レトロなだけではない、ポップな表情を併せ持つ、紙巻きオルゴールの魅力とは?
「紙とオルゴール、昔からある物の組み合わせに、メディアの新しい進化の種があるかもしれない」と語るのは杉山三(すぎやまさん)さん。「OTOWA」というレーベルで、紙巻きオルゴールの販売やワークショップを行っている。音楽ならデジタル音源、本なら電子ブックで手軽に入手できる時代に、あえてアナログ感たっぷりのオルゴールに着目した理由を、そんな風に説明してくれた。
手巻きオルゴールは、音階を刻んだ金属製のシリンダーにクシ歯(クシのような形状の金属部品)が触れ合ってメロディを奏でる形式のものが多い。しかし杉山さんが選んだのは、「オルガニート」という、穴あきの紙を組み合わせる構造のもの。紙にあけた穴が、スターホイールというツメ付きの円盤を弾いて音が鳴るので、紙を取り替えて違う曲にしたり、好きな形に穴をあけてそこに現れるメロディを楽しむこともできる。視覚情報をメロディと関連づけることができるという意味では、オルゴールというより「楽器的なメディア」と呼ぶほうがふさわしいのかもしれない。
この考えに共鳴し、新たな企画を持ちかけたのが石崎孝多さんと萱島雄太さんである。石崎さんは過去にフリーペーパーだけを集めた店舗を運営するなど、本や読み物に着目した活動を行っており、また萱島雄太さんは漫画家として、一方向にスクロールして読める電子デバイス用の漫画も発表している。2人は漫画と音楽の新しい可能性を探る試みとして「ミエルレコード」という企画を共同主催しており、杉山さんの活動に興味を持って、声を掛けてきた。

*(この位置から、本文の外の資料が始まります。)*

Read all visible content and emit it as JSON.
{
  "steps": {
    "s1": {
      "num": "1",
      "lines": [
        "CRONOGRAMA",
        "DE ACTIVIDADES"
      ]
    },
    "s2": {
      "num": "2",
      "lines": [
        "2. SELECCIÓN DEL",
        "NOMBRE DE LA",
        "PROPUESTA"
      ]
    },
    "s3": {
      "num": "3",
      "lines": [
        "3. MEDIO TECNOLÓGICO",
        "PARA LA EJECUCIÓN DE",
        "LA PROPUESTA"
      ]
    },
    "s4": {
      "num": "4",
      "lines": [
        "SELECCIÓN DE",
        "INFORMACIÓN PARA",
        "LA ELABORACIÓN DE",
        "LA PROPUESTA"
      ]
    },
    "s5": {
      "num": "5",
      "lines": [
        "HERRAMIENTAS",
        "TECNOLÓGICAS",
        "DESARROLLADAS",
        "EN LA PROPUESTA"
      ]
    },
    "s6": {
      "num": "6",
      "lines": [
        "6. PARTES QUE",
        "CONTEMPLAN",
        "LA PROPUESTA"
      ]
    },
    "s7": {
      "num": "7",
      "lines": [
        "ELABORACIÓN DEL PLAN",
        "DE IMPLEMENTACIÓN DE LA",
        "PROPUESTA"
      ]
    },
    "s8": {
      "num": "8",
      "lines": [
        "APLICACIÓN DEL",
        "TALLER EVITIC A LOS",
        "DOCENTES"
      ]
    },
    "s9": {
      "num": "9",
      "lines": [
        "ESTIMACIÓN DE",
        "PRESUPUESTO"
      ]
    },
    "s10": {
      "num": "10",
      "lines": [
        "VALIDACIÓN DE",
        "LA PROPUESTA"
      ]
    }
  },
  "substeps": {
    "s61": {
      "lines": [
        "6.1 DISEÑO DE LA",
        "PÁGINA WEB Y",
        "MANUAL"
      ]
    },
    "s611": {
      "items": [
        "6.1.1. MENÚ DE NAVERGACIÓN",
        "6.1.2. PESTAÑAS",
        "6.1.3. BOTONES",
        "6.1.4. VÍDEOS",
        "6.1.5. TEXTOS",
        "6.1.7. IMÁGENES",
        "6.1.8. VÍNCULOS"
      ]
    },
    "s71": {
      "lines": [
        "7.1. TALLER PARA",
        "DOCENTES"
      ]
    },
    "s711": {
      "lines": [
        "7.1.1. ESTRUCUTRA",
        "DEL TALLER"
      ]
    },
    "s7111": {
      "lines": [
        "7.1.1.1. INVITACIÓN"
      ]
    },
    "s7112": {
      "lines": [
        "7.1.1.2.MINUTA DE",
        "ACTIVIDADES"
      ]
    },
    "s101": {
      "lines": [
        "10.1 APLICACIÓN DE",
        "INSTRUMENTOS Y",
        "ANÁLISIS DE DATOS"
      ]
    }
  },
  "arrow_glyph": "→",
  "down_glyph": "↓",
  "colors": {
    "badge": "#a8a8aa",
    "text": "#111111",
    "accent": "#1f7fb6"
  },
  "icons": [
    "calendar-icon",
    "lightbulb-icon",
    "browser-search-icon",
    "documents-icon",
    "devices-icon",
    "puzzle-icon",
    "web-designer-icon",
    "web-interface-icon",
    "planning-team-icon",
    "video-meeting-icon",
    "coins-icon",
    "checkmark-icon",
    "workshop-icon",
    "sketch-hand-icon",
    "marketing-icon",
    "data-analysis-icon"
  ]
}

3人が出会って生まれたのが、「紙巻きオルゴール漫画」である。これは紙巻きオルゴールの紙に、活躍中の漫画家によるストーリー漫画を載せたもの。漫画を提供した作家は音楽に合わせたストーリーを構成して作画するほか、画中に現れる図形に合わせて穴の位置を決め、そこから生まれるメロディを楽しめるように「作曲」まで手がけた人もいる。まさに漫画と音楽の融合だ。

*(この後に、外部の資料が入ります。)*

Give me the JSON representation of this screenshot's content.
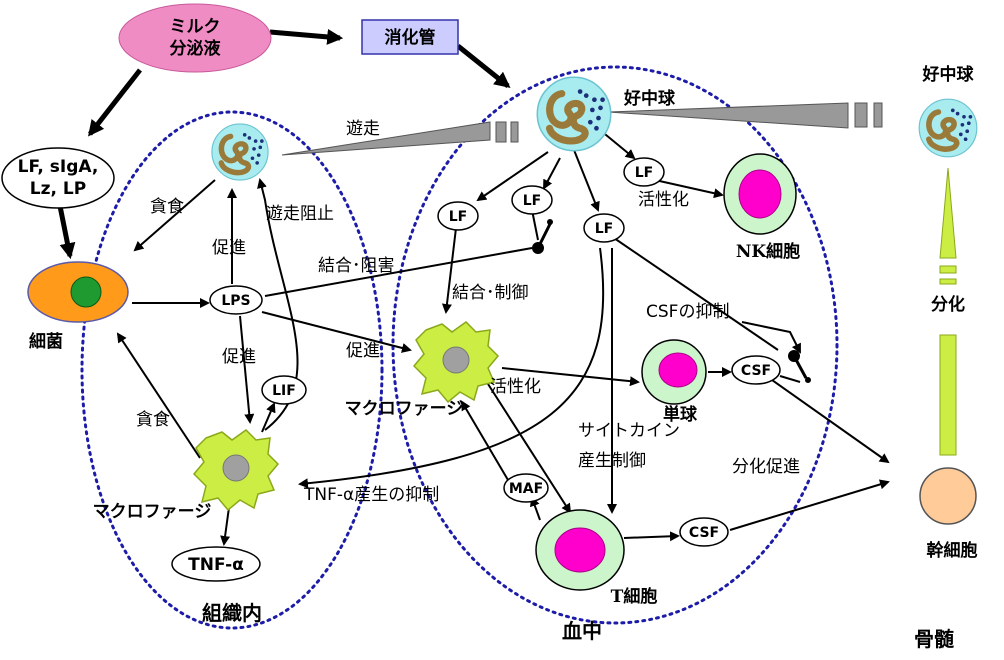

できあがった「紙巻きオルゴール漫画」は当初、作品として展示を行うにとどめる予定だったが、発表後の反響が好感触だったことから商品化が決定した。2014年には文化庁が主催する「メディア芸術祭」の審査委員会推薦作品になり、以来、国内外のメディアにたびたび取り上げられている。日本のポップカルチャーを紹介するフェイスブックページに、紙巻きオルゴール漫画の動画が掲載されたときは、再生回数が200万回を超えたという。海外からの反響も大きく、「英語、フランス語のほか、どこの国かわからない言葉でコメントが書き込まれていた」(石崎さん)というほどの広がりを見せている。
動画から流れ出すオルゴールの優しい音色、音楽と共に楽しめる漫画というユニークさが、国境を越えて人々を惹きつけるのだろう。
杉山さんの主宰するワークショップでは、子供から大人まで幅広く参加して紙の穴あけとメロディの再生にチャレンジできるそうだ。「紙を取り入れたことで音楽に触れる敷居が低くなり、また紙に描いた絵や名前を音に変えるクリエイションも気軽に楽しめる」(杉山さん)ことが、子供も大人も魅了する理由だろうか。
見るだけではなく実際に触れて音を鳴らし、紙の上に広がる絵との融合を実感することで、このオルゴールは真価を発揮する。紙と音楽という、誰もが知っているものの意外な組み合わせに、私たちは親しみと新しさの両方を見出さずにはいられない。